Le voile tendu en travers de la scène permet aux comédiens d'être à la fois visibles et légèrement dissimulés. Au cours de la pièce, l'homme ou la femme apparaîtra derrière le voile, ce qui permettra d'accentuer la dimension fantasmatique des personnages. Ce voile blanc, avatar du voile de la mariée, raconte l'histoire de cette relation avortée : deux êtres qui se croisent, se ratent, auraient pu se comprendre, et échouent dans la violence et la destruction. La table du dîner, qui sera finalement le lieu du viol, traduit elle aussi ce basculement du dialogue dans la brutalité.
Le Fou qui parle est à la fois une pièce sur la violence de toute relation de couple et sur le viol. Le viol, métaphorique et réel, a lieu autant dans un espace clos qu'à l'extérieur : d'où la présence d'un gazon idyllique, fausse alternative à l'univers fermé de la violence, et d'un réverbère, symbole urbain un peu glauque.

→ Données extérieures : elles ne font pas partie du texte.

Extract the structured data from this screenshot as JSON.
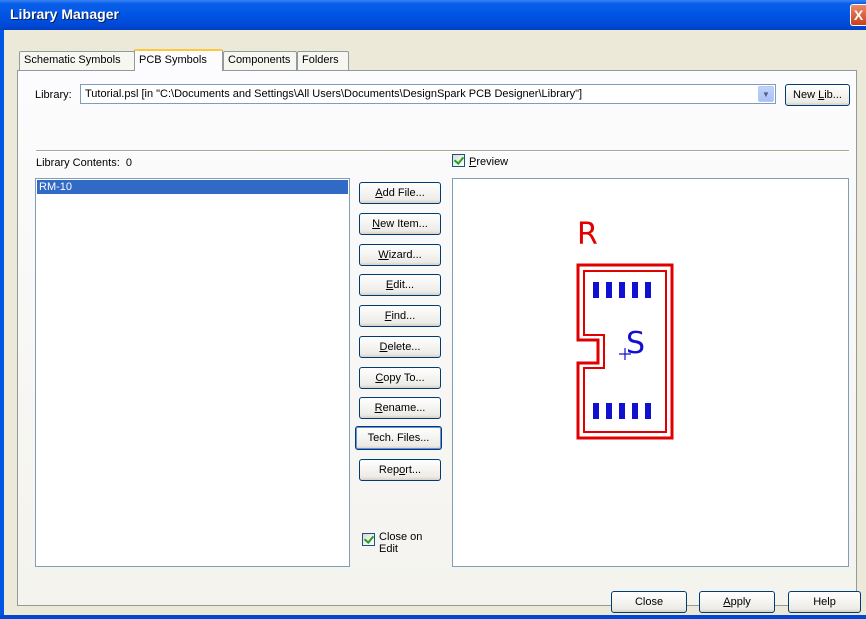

Ce double espace ménage une possibilité de sortie, par le cercle et par un pan de voile : l'extérieur vaut-il finalement mieux que l'intérieur ? La présence de cet espace à deux versants, fermé et ouvert, permet de concrétiser, de généraliser le lieu d'un viol susceptible de se produire partout et à n'importe quel moment.
Les costumes ont été crées dans la même optique : le costume de l'homme, avec son masque, donne à ce dernier une dimension fantasmatique, de même que les allures de fausse Lolita d'une jeune fille qui ne se sait pas séduisante. L'un et l'autre cependant gardent un côté adolescent et frais : sans la violence, ils auraient peut-être pu se trouver.